As a director, Redford came out of the gate very strong. His domestic drama Ordinary People won a Best Picture Oscar, a Best Director Oscar, and more. In his subsequent directing efforts he showed an acute social consciousness; his 1994 Quiz Show was a remarkable, understated expose of the rot at the heart of all-American entertainment.
His directorial debut, 1988’s The Milagro Beanfield War, was a lively “save-the-local-farmer” entertainment. 1992’s A River Runs Through It was a near-epic tale of brotherly entanglements that introduced the world to Brad Pitt — who resembled Redford in his goldenness but would go on to become a rather different performer than Sundance.
The movie was also indirectly about ecology, a longtime Redford cause — he was a trustee of the Natural Resources Defense Council.
He turned on the star power with 2007’s Lions for Lambs, casting himself, reupping with Meryl Streep, and introducing Tom Cruise to his rep company. And he kept challenging himself, collaborating with indie maverick David Lowery on what would be his final film, the antic and poignant gentleman bank-robber story (shades of the Kid!) The Old Man & The Gun.
Until Redford’s passing, he led an epic life and career, but that life had its share of tragedy. He lost his mother when he was only 18, and he would see two of his children pass from this world: the first, Scott, died of SIDS in 1959, while his son James succumbed to liver cancer in 2020, at age 58.

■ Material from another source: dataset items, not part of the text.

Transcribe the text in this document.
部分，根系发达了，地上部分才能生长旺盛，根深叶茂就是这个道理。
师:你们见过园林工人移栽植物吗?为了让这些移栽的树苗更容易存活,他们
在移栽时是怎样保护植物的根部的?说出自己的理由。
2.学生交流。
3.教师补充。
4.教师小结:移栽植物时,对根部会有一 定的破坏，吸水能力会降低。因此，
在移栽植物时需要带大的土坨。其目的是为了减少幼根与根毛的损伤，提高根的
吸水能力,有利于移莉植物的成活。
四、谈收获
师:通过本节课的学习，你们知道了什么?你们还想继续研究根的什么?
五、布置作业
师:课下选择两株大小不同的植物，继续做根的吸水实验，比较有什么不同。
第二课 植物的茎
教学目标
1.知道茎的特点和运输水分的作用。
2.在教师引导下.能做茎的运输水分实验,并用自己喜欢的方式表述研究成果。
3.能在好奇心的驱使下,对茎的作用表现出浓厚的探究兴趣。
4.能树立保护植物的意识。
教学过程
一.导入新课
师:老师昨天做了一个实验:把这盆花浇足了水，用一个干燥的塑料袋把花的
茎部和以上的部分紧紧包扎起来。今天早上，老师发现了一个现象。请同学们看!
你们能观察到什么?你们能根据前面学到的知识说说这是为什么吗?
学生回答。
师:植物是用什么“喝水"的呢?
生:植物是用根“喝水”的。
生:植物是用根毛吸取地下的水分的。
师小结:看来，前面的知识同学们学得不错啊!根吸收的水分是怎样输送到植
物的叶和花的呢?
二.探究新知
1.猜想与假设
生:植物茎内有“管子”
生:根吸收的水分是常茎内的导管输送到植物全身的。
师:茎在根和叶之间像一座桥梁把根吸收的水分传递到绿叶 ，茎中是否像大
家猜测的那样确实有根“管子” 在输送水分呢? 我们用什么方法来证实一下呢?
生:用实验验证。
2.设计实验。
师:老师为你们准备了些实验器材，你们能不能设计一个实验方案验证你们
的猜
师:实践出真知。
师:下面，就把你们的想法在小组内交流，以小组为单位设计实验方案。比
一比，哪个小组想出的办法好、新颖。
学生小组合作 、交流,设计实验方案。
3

Robert Redford was a titan. In a year when it feels like we’re losing too many of our legends, this loss feels like one of the deepest, but the thing to keep in mind is that Redford used all 89 years of his life to make a difference. His legacy isn’t just intact; it will continue to flow.
As both a man and a movie star, he was one of those rare beings of which it truly can be said: we will not see his like again.